Health insurance executives stand to be the sole beneficiaries of a small provision in Republicans’ bill to repeal and replace the Affordable Care Act.
Both the House and Senate repeal measures would free insurance companies from a part of the Affordable Care Act — also known as Obamacare — that effectively makes it more expensive for them to pay their CEOs.
Typically, when corporations pay taxes, they can save money by deducting the pay their employees receive from the income they report to the federal government. That fact effectively reduces the cost of firms’ payroll, encouraging employers to hire and pay their workers more than they would if corporations had to pay taxes on wages and salaries as well.
For well-paid executives, firms can deduct up to $1 million in cash — not including stock options and other forms of compensation that often form the bulk of executive pay.
But Obamacare created an exception to the general corporate rules that applied specifically to the insurance industry. Under the law, companies are only be allowed to deduct up to $500,000 for each executive — including stock options and other forms of payment.
By undoing that change, insurance companies would return to the same rules as other firms, and have a stronger incentive top offer big money to their top executives.
Liberal critics see it as a giveaway that will only encourage insurance companies to pay their executives more — although they will receive the same treatment as other CEOs, noted Mark Mazur, director of the nonpartisan Tax Policy Center.
There is not very much money at stake.
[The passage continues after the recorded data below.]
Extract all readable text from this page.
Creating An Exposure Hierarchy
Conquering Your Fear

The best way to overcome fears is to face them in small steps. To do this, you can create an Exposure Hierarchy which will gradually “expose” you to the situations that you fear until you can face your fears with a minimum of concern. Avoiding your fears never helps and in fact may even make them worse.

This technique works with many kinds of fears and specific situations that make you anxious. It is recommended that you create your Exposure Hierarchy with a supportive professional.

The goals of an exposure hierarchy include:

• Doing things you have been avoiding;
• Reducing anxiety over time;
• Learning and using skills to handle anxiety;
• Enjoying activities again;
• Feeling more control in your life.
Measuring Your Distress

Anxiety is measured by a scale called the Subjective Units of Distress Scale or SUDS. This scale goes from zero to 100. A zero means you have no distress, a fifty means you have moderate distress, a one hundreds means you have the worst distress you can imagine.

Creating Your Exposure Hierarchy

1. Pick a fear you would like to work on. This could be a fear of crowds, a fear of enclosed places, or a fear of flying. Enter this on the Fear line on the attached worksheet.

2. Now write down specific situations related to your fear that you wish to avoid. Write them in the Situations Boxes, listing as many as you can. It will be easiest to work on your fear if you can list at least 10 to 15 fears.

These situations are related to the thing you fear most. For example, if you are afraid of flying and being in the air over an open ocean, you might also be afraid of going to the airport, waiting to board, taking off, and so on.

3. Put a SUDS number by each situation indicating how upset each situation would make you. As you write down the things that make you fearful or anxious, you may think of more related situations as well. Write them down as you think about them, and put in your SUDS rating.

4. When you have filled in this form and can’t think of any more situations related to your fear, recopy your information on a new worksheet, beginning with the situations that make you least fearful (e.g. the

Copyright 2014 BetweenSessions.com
Testifying in the House in March, Thomas Barthold, the chief of staff of the Joint Committee on Taxation, said that eliminating the break would save corporations about $400 million over 10 years.
That is a trivial amount in the context of the overall bill. The legislation would also eliminate a broader tax on the insurance industry overall, which will save the sector $145 billion over the same period. In all, the House’s version would have forgone nearly $1 trillion in revenue over a decade.
Still, the provision has political significance.
When Democrats were working on Obamacare, they were reckoning with public outrage against what many saw as special treatment for certain industries. Obamacare benefited the private insurance industry financially and protected the sector politically by requiring many Americans to buy their products.
Possibly to deflect criticism from activists on the left, Democrats included this nominal penalty on the salaries of well-paid insurance executives. They were following a precedent President Bush had established in 2008, when he enacted a similar provision for the executives of companies that benefited from the Troubled Assets Relief Program. Opponents decried the program as a federal bailout for the financial sector.
“It was not about the money. It was much more about the symbolism,” Mazur said.